The heavens having been thus made, the fifth tablet tells us how they were furnished with mansions for the sun and moon and stars, and how the heavenly bodies were bound down by fixed laws that they might regulate the calendar and determine the year. The sixth tablet probably described the creation of the earth, as well as of vegetables, birds, and fish. In the seventh tablet the creation of animals and reptiles was narrated, and doubtless also that of mankind.
It will be seen from this that in its main outlines
the Assyrian epic of the creation bears a striking resemblance to the account of it given in the first chapter of Genesis. In each case the history of the creation is divided into seven successive acts; in each case the present world has been preceded by a watery chaos. In fact the self-same word is used of this chaos in both the Biblical and Assyrian accounts —tehôm, Tiamat—the only difference being that in the Assyrian story "the deep" has become a mythological personage, the mother of a chaotic brood. The order of the creation, moreover, agrees in the two accounts; first the light, then the creation of the firmament of heaven, subsequently the appointment of the celestial bodies "for signs and for seasons and for days and years," and next, the creation of beasts and "creeping things." But the two accounts also differ in some important particulars. In the Assyrian epic the earth seems not to have been made until after the appointment of the heavenly bodies, instead of before it as in Genesis, and the seventh day is a day of work instead of rest, while there is nothing corresponding to the statement of Genesis that "the Spirit of God moved upon the face of the waters." But the most important difference consists in the interpolation of the struggle between Merodach and the powers of evil, as a consequence of which light was introduced into the universe and the firmament of the heavens was formed.

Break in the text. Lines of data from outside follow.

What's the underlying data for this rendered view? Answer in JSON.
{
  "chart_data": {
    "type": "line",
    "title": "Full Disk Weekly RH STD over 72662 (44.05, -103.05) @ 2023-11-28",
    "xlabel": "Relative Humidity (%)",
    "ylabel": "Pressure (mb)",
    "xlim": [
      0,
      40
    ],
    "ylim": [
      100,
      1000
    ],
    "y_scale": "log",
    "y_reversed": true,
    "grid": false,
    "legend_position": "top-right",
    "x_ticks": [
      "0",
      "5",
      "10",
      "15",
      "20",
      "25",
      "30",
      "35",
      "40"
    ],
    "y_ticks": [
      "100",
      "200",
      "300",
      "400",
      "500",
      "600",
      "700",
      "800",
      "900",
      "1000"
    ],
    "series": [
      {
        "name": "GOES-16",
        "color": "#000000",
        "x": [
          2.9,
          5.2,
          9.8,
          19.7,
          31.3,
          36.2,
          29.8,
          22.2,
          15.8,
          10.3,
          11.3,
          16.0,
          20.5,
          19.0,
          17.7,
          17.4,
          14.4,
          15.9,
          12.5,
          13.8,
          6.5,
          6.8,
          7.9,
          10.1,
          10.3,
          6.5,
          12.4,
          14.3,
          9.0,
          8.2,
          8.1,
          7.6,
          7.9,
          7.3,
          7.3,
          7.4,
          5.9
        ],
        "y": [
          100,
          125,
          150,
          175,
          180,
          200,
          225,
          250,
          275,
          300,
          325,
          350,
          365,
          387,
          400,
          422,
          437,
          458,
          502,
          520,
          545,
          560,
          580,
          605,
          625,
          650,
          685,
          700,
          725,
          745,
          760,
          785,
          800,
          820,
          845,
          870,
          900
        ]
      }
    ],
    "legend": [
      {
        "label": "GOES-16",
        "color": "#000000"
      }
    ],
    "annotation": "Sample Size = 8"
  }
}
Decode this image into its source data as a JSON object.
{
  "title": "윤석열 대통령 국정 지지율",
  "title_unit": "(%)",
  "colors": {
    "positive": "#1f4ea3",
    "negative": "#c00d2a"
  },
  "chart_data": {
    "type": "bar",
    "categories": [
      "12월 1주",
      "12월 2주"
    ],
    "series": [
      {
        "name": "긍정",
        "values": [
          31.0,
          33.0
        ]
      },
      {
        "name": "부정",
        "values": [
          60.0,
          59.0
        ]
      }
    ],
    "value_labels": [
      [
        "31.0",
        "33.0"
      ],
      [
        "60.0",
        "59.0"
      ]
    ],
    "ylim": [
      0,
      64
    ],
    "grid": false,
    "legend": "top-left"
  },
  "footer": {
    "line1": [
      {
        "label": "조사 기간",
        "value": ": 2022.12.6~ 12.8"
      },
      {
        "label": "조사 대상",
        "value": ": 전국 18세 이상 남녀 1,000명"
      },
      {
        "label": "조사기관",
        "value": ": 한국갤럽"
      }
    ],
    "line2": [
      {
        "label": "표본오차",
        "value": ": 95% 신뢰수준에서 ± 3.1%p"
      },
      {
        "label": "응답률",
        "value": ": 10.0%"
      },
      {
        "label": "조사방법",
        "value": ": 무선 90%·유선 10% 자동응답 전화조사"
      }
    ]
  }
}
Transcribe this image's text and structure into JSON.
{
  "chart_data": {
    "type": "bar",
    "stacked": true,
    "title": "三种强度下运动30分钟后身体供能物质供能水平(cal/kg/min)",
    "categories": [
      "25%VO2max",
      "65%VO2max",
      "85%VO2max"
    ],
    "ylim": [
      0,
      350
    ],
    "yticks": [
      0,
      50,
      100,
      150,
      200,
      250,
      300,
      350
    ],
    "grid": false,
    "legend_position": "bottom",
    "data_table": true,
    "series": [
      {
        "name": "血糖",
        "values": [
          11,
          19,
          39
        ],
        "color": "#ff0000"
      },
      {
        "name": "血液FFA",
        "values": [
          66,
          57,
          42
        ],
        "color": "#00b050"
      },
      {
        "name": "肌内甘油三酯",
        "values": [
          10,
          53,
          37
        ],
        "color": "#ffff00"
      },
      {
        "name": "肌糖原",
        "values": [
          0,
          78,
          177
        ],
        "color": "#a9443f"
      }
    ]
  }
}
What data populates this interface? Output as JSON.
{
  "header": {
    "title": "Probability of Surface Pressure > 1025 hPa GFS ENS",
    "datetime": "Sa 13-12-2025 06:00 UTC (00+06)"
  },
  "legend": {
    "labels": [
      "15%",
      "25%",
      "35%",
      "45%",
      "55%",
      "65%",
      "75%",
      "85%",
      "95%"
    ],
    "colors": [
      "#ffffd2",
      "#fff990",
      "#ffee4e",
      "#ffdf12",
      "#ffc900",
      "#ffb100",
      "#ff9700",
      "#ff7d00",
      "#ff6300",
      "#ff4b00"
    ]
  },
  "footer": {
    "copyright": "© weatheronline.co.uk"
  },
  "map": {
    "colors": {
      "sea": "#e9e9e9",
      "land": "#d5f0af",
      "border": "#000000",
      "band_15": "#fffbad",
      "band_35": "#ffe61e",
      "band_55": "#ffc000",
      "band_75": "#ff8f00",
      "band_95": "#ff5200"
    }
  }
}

It has long since been noted that the conception
of this struggle stands in curious parallelism to the verses of the Apocalypse (Rev. xii. 7-9): "And there was war in heaven: Michael and his angels fought against the dragon; and the dragon fought and his angels, and prevailed not; neither was their place found any more in heaven. And the great dragon was cast out, that old serpent, called the Devil, and Satan, which deceiveth the whole world." We are also reminded of the words of Isaiah xxiv. 21, 22: "The Lord shall visit the host of the high ones that are on high, and the kings of the earth upon the earth. And they shall be gathered together, as prisoners are gathered in the pit, and shall be shut up in prison." It may be added that an Assyrian bas-relief now in the British Museum represents Tiamat with horns and claws, tail and wings.
There is no need of drawing attention to the profound difference of spiritual conception that exists between the Assyrian epic and the first chapter of Genesis. The one is mythological and polytheistic, with an introduction savouring of the later materialism of the schools; the other is sternly monotheistic. Between Bel-Merodach and the Hebrew God there is an impassable gulf.
It is unfortunate that the last lines of the epic in which the creation of man would have been recorded have not yet been recovered. A passage in one of the early magical texts of Babylonia, however, goes to show that the Babylonians believed that the
woman was produced from the man, conformably to the statement in Gen. ii. 22, 23. We there read of the seven evil spirits (W.A.I., iv. I. i. 36, 37) that "the woman from the man do they bring forth."
127:1 Khummulu, from khamalu, "to be pitiful."